During the air raid, she was hit by two bombs, although one may not have hit her directly; one struck the vicinity of the bulkhead between compartments X1 and X11, breaking off the fore-end just behind her No. 2 gun pivot. A later bomb hit her aft, fracturing the stern aft of her No. 4 gun position and causing her quarterdecks to hang at an angle. At this point, numerous holes and cracks had formed in the hull, causing her to flood with water and sink to the bottom. Later on, a crane from the nearby dockyard fell across her deck, above her after motor room.
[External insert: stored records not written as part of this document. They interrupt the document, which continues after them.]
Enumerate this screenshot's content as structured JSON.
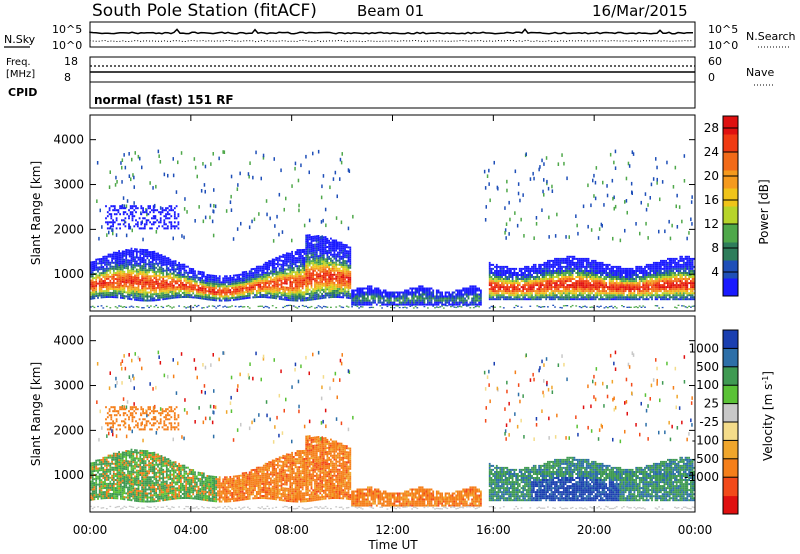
{
  "header": {
    "station": "South Pole Station (fitACF)",
    "beam": "Beam 01",
    "date": "16/Mar/2015"
  },
  "nsky_panel": {
    "left_label": "N.Sky",
    "left_ticks": [
      "10^5",
      "10^0"
    ],
    "right_label": "N.Search",
    "right_ticks": [
      "10^5",
      "10^0"
    ]
  },
  "freq_panel": {
    "left_label_1": "Freq.",
    "left_label_2": "[MHz]",
    "left_ticks": [
      "18",
      "8"
    ],
    "right_label": "Nave",
    "right_ticks": [
      "60",
      "0"
    ]
  },
  "cpid_panel": {
    "label": "CPID",
    "text": "normal (fast) 151 RF"
  },
  "colors": {
    "power_scale": [
      "#1a1aff",
      "#1f4fb8",
      "#2e7d5b",
      "#4fa84a",
      "#b7d42a",
      "#f0c419",
      "#f59a1e",
      "#f26a18",
      "#f03a12",
      "#e01010"
    ],
    "velocity_scale": [
      "#e01010",
      "#f34a1a",
      "#f57f1a",
      "#f0a62c",
      "#f4dc8a",
      "#c8c8c8",
      "#5ac236",
      "#3f9a52",
      "#2d6fa8",
      "#1a3fb0"
    ]
  },
  "chart_data": [
    {
      "type": "heatmap",
      "panel": "power",
      "title": "",
      "xlabel": "Time UT",
      "ylabel": "Slant Range [km]",
      "x_ticks": [
        "00:00",
        "04:00",
        "08:00",
        "12:00",
        "16:00",
        "20:00",
        "00:00"
      ],
      "xlim_hours": [
        0,
        24
      ],
      "y_ticks": [
        1000,
        2000,
        3000,
        4000
      ],
      "ylim_km": [
        180,
        4550
      ],
      "colorbar_label": "Power [dB]",
      "colorbar_ticks": [
        4,
        8,
        12,
        16,
        20,
        24,
        28
      ],
      "colorbar_range": [
        0,
        30
      ],
      "echo_regions": [
        {
          "t": [
            0.0,
            10.3
          ],
          "r": [
            450,
            1700
          ],
          "peak_db": 28
        },
        {
          "t": [
            10.3,
            15.5
          ],
          "r": [
            300,
            750
          ],
          "peak_db": 10
        },
        {
          "t": [
            15.8,
            24.0
          ],
          "r": [
            400,
            1500
          ],
          "peak_db": 28
        },
        {
          "t": [
            0.5,
            3.5
          ],
          "r": [
            1900,
            2600
          ],
          "peak_db": 6
        }
      ]
    },
    {
      "type": "heatmap",
      "panel": "velocity",
      "title": "",
      "xlabel": "Time UT",
      "ylabel": "Slant Range [km]",
      "x_ticks": [
        "00:00",
        "04:00",
        "08:00",
        "12:00",
        "16:00",
        "20:00",
        "00:00"
      ],
      "xlim_hours": [
        0,
        24
      ],
      "y_ticks": [
        1000,
        2000,
        3000,
        4000
      ],
      "ylim_km": [
        180,
        4550
      ],
      "colorbar_label": "Velocity [m s^-1]",
      "colorbar_ticks": [
        "1000",
        "500",
        "100",
        "25",
        "-25",
        "-100",
        "-500",
        "-1000"
      ],
      "echo_regions": [
        {
          "t": [
            0.0,
            6.0
          ],
          "r": [
            300,
            1700
          ],
          "velocity": "-100 to 500 (mixed, mostly green)"
        },
        {
          "t": [
            3.5,
            10.3
          ],
          "r": [
            400,
            1700
          ],
          "velocity": "-100 to -500 (orange)"
        },
        {
          "t": [
            10.3,
            15.5
          ],
          "r": [
            300,
            700
          ],
          "velocity": "-100 (orange)"
        },
        {
          "t": [
            15.8,
            24.0
          ],
          "r": [
            400,
            1400
          ],
          "velocity": "25 to 1000 (green/blue)"
        }
      ]
    }
  ]
}
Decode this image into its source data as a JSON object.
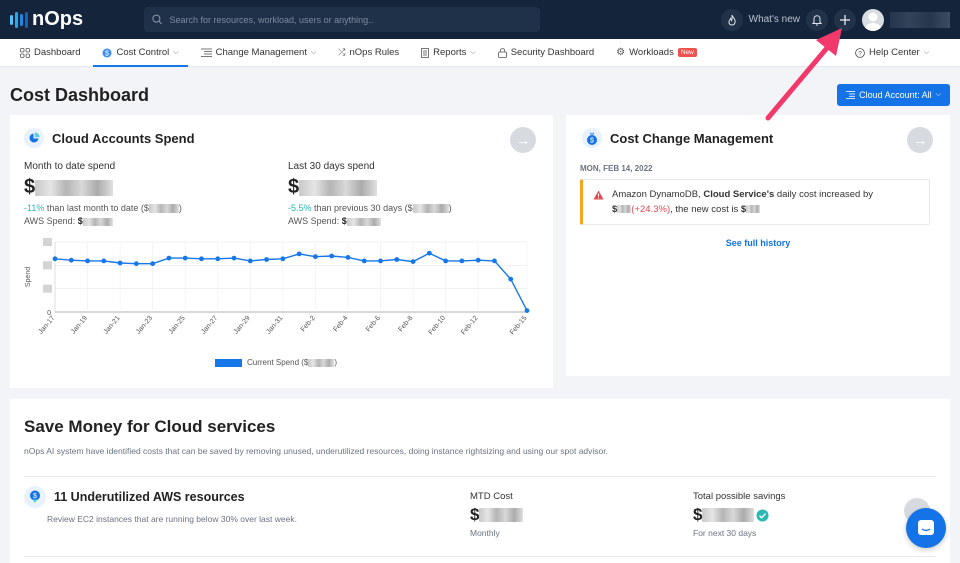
{
  "topbar": {
    "logo_text": "nOps",
    "search_placeholder": "Search for resources, workload, users or anything..",
    "whats_new": "What's new"
  },
  "nav": {
    "items": [
      {
        "label": "Dashboard",
        "icon": "grid-icon"
      },
      {
        "label": "Cost Control",
        "icon": "dollar-circle-icon",
        "active": true,
        "dropdown": true
      },
      {
        "label": "Change Management",
        "icon": "list-icon",
        "dropdown": true
      },
      {
        "label": "nOps Rules",
        "icon": "shuffle-icon"
      },
      {
        "label": "Reports",
        "icon": "report-icon",
        "dropdown": true
      },
      {
        "label": "Security Dashboard",
        "icon": "lock-icon"
      },
      {
        "label": "Workloads",
        "icon": "gear-icon",
        "badge": "New"
      }
    ],
    "help_center": "Help Center"
  },
  "page": {
    "title": "Cost Dashboard",
    "cloud_account_button": "Cloud Account: All"
  },
  "cloud_spend": {
    "title": "Cloud Accounts Spend",
    "mtd": {
      "label": "Month to date spend",
      "currency": "$",
      "change_pct": "-11%",
      "change_text": " than last month to date ($",
      "change_close": ")",
      "aws_label": "AWS Spend: ",
      "aws_currency": "$"
    },
    "last30": {
      "label": "Last 30 days spend",
      "currency": "$",
      "change_pct": "-5.5%",
      "change_text": " than previous 30 days ($",
      "change_close": ")",
      "aws_label": "AWS Spend: ",
      "aws_currency": "$"
    },
    "legend": "Current Spend ($",
    "legend_close": ")"
  },
  "chart_data": {
    "type": "line",
    "title": "",
    "xlabel": "",
    "ylabel": "Spend",
    "x": [
      "Jan-17",
      "Jan-18",
      "Jan-19",
      "Jan-20",
      "Jan-21",
      "Jan-22",
      "Jan-23",
      "Jan-24",
      "Jan-25",
      "Jan-26",
      "Jan-27",
      "Jan-28",
      "Jan-29",
      "Jan-30",
      "Jan-31",
      "Feb-1",
      "Feb-2",
      "Feb-3",
      "Feb-4",
      "Feb-5",
      "Feb-6",
      "Feb-7",
      "Feb-8",
      "Feb-9",
      "Feb-10",
      "Feb-11",
      "Feb-12",
      "Feb-13",
      "Feb-14",
      "Feb-15"
    ],
    "tick_labels": [
      "Jan-17",
      "Jan-19",
      "Jan-21",
      "Jan-23",
      "Jan-25",
      "Jan-27",
      "Jan-29",
      "Jan-31",
      "Feb-2",
      "Feb-4",
      "Feb-6",
      "Feb-8",
      "Feb-10",
      "Feb-12",
      "Feb-15"
    ],
    "series": [
      {
        "name": "Current Spend",
        "color": "#1677e8",
        "values": [
          76,
          74,
          73,
          73,
          70,
          69,
          69,
          77,
          77,
          76,
          76,
          77,
          73,
          75,
          76,
          83,
          79,
          80,
          78,
          73,
          73,
          75,
          72,
          84,
          73,
          73,
          74,
          73,
          47,
          2
        ]
      }
    ],
    "ylim": [
      0,
      100
    ],
    "y_ticks_visible": [
      "0"
    ],
    "grid": true,
    "legend_position": "bottom"
  },
  "cost_change": {
    "title": "Cost Change Management",
    "date": "MON, FEB 14, 2022",
    "alert_service": "Amazon DynamoDB, ",
    "alert_bold": "Cloud Service's",
    "alert_text": " daily cost increased by",
    "alert_currency": "$",
    "alert_pct": "(+24.3%)",
    "alert_new_cost": ", the new cost is ",
    "alert_new_currency": "$",
    "see_history": "See full history"
  },
  "save_money": {
    "title": "Save Money for Cloud services",
    "description": "nOps AI system have identified costs that can be saved by removing unused, underutilized resources, doing instance rightsizing and using our spot advisor.",
    "resource": {
      "title": "11 Underutilized AWS resources",
      "subtitle": "Review EC2 instances that are running below 30% over last week.",
      "mtd_label": "MTD Cost",
      "mtd_currency": "$",
      "mtd_sub": "Monthly",
      "savings_label": "Total possible savings",
      "savings_currency": "$",
      "savings_sub": "For next 30 days"
    }
  },
  "colors": {
    "accent": "#1473e6",
    "topbar": "#14243a",
    "teal": "#2bb7b3",
    "alert_warning": "#f5a623",
    "alert_red": "#e5484d",
    "annotation_arrow": "#f2396b"
  }
}
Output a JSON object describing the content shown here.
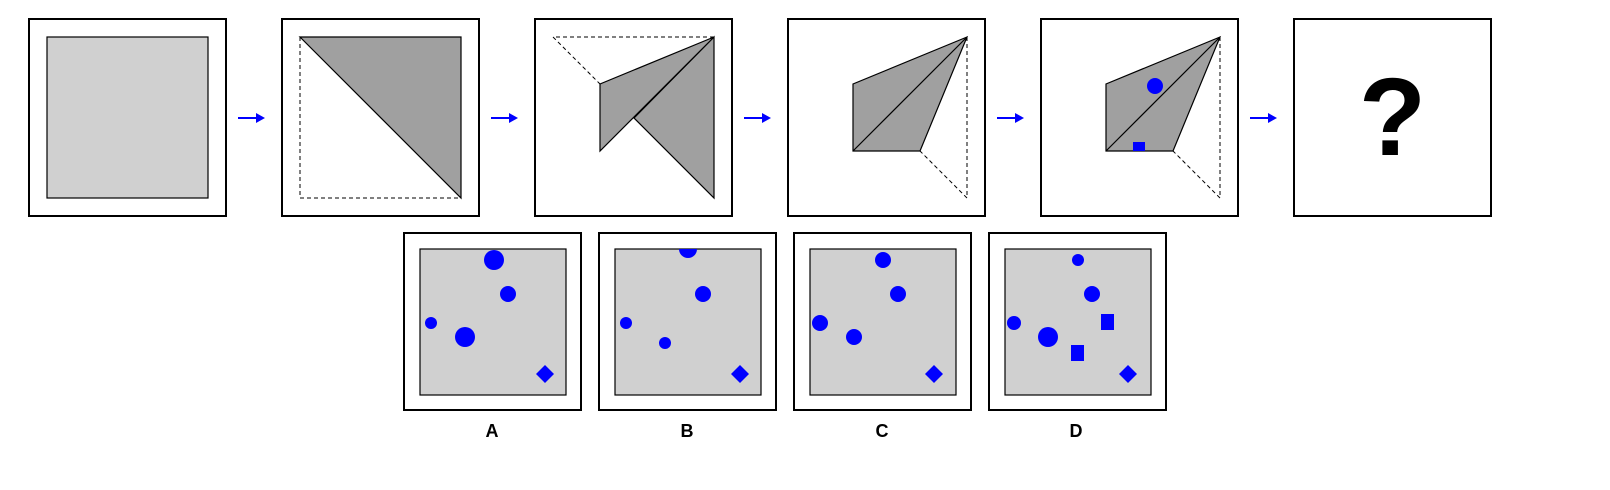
{
  "sequence": {
    "question_mark": "?"
  },
  "options": [
    {
      "label": "A"
    },
    {
      "label": "B"
    },
    {
      "label": "C"
    },
    {
      "label": "D"
    }
  ],
  "colors": {
    "paper": "#d0d0d0",
    "fold": "#a0a0a0",
    "marks": "#0000ff",
    "outline": "#000000"
  },
  "icons": {
    "arrow": "right-arrow-icon",
    "circle": "circle-dot-icon",
    "square": "square-dot-icon",
    "diamond": "diamond-dot-icon"
  }
}
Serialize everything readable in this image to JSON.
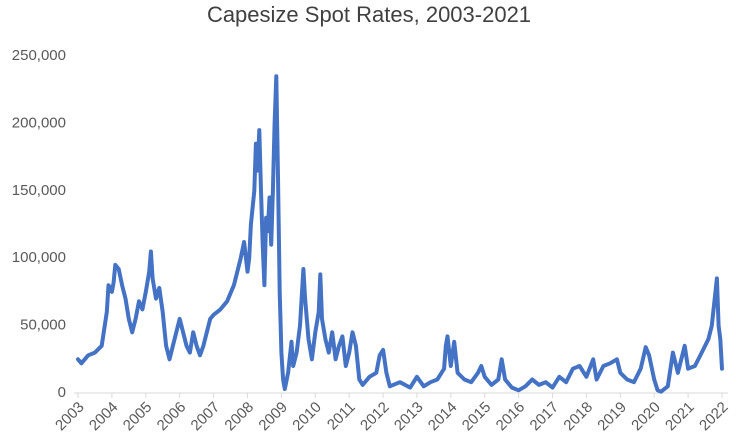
{
  "chart_data": {
    "type": "line",
    "title": "Capesize Spot Rates, 2003-2021",
    "series": [
      {
        "color": "#4472c4",
        "x": [
          2003.0,
          2003.1,
          2003.3,
          2003.5,
          2003.7,
          2003.85,
          2003.9,
          2004.0,
          2004.05,
          2004.1,
          2004.2,
          2004.3,
          2004.4,
          2004.5,
          2004.6,
          2004.7,
          2004.8,
          2004.9,
          2005.0,
          2005.1,
          2005.15,
          2005.2,
          2005.3,
          2005.4,
          2005.5,
          2005.6,
          2005.7,
          2005.8,
          2005.9,
          2006.0,
          2006.1,
          2006.2,
          2006.3,
          2006.4,
          2006.5,
          2006.6,
          2006.7,
          2006.8,
          2006.9,
          2007.0,
          2007.2,
          2007.4,
          2007.6,
          2007.8,
          2007.9,
          2008.0,
          2008.05,
          2008.1,
          2008.2,
          2008.25,
          2008.3,
          2008.35,
          2008.4,
          2008.45,
          2008.5,
          2008.55,
          2008.6,
          2008.65,
          2008.7,
          2008.75,
          2008.8,
          2008.85,
          2008.9,
          2008.95,
          2009.0,
          2009.05,
          2009.1,
          2009.2,
          2009.3,
          2009.35,
          2009.45,
          2009.55,
          2009.65,
          2009.7,
          2009.8,
          2009.9,
          2010.0,
          2010.1,
          2010.15,
          2010.2,
          2010.3,
          2010.4,
          2010.5,
          2010.6,
          2010.7,
          2010.8,
          2010.9,
          2011.0,
          2011.1,
          2011.2,
          2011.3,
          2011.4,
          2011.6,
          2011.8,
          2011.9,
          2012.0,
          2012.1,
          2012.2,
          2012.5,
          2012.8,
          2013.0,
          2013.2,
          2013.4,
          2013.6,
          2013.8,
          2013.85,
          2013.9,
          2014.0,
          2014.1,
          2014.2,
          2014.4,
          2014.6,
          2014.8,
          2014.9,
          2015.0,
          2015.2,
          2015.4,
          2015.5,
          2015.6,
          2015.8,
          2016.0,
          2016.2,
          2016.4,
          2016.6,
          2016.8,
          2017.0,
          2017.2,
          2017.4,
          2017.6,
          2017.8,
          2018.0,
          2018.2,
          2018.3,
          2018.5,
          2018.7,
          2018.9,
          2019.0,
          2019.2,
          2019.4,
          2019.6,
          2019.75,
          2019.85,
          2020.0,
          2020.1,
          2020.2,
          2020.4,
          2020.55,
          2020.7,
          2020.9,
          2021.0,
          2021.2,
          2021.4,
          2021.6,
          2021.7,
          2021.85,
          2021.9,
          2021.95,
          2022.0
        ],
        "values": [
          25000,
          22000,
          28000,
          30000,
          35000,
          60000,
          80000,
          75000,
          82000,
          95000,
          92000,
          80000,
          70000,
          55000,
          45000,
          55000,
          68000,
          62000,
          75000,
          90000,
          105000,
          85000,
          70000,
          78000,
          60000,
          35000,
          25000,
          35000,
          45000,
          55000,
          45000,
          35000,
          30000,
          45000,
          35000,
          28000,
          35000,
          45000,
          55000,
          58000,
          62000,
          68000,
          80000,
          100000,
          112000,
          90000,
          100000,
          125000,
          150000,
          185000,
          165000,
          195000,
          150000,
          110000,
          80000,
          130000,
          120000,
          145000,
          110000,
          150000,
          200000,
          235000,
          160000,
          75000,
          30000,
          10000,
          3000,
          15000,
          38000,
          20000,
          30000,
          50000,
          92000,
          70000,
          40000,
          25000,
          45000,
          60000,
          88000,
          55000,
          40000,
          30000,
          45000,
          25000,
          35000,
          42000,
          20000,
          30000,
          45000,
          35000,
          10000,
          6000,
          12000,
          15000,
          28000,
          32000,
          15000,
          5000,
          8000,
          4000,
          12000,
          5000,
          8000,
          10000,
          18000,
          35000,
          42000,
          20000,
          38000,
          15000,
          10000,
          8000,
          15000,
          20000,
          12000,
          6000,
          10000,
          25000,
          10000,
          4000,
          2000,
          5000,
          10000,
          6000,
          8000,
          4000,
          12000,
          8000,
          18000,
          20000,
          12000,
          25000,
          10000,
          20000,
          22000,
          25000,
          15000,
          10000,
          8000,
          18000,
          34000,
          28000,
          10000,
          2000,
          1000,
          5000,
          30000,
          15000,
          35000,
          18000,
          20000,
          30000,
          40000,
          50000,
          85000,
          50000,
          40000,
          18000
        ]
      }
    ],
    "xlim": [
      2003,
      2022
    ],
    "xticks": [
      2003,
      2004,
      2005,
      2006,
      2007,
      2008,
      2009,
      2010,
      2011,
      2012,
      2013,
      2014,
      2015,
      2016,
      2017,
      2018,
      2019,
      2020,
      2021,
      2022
    ],
    "ylim": [
      0,
      250000
    ],
    "yticks": [
      0,
      {
        "value": 50000,
        "label": "50,000"
      },
      {
        "value": 100000,
        "label": "100,000"
      },
      {
        "value": 150000,
        "label": "150,000"
      },
      {
        "value": 200000,
        "label": "200,000"
      },
      {
        "value": 250000,
        "label": "250,000"
      }
    ]
  }
}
After the war, on 21 January 1948, the Weser Port Salvage Authorities called for tenders to assist in her breaking up. A number of quotations were given, ranging from 130,000 to 200,000 RM (Reichsmark), and from four to 13 months' duration. Eventually, a contract was placed on 17 February 1948, with Deutsches Dampfschiffahrts Hansa, for 132,000 RM and eight months of work. Her breaking up was finished in February 1949. Her four diesel engines were never installed due to the war and were left on MAN's testbeds in Augsburg. Two were later seized by the Allies during the postwar occupation of Germany. One surviving engine was retained by MAN and displayed in its company museum until it was transferred to the Auto & Technik Museum in Sinsheim in 1982.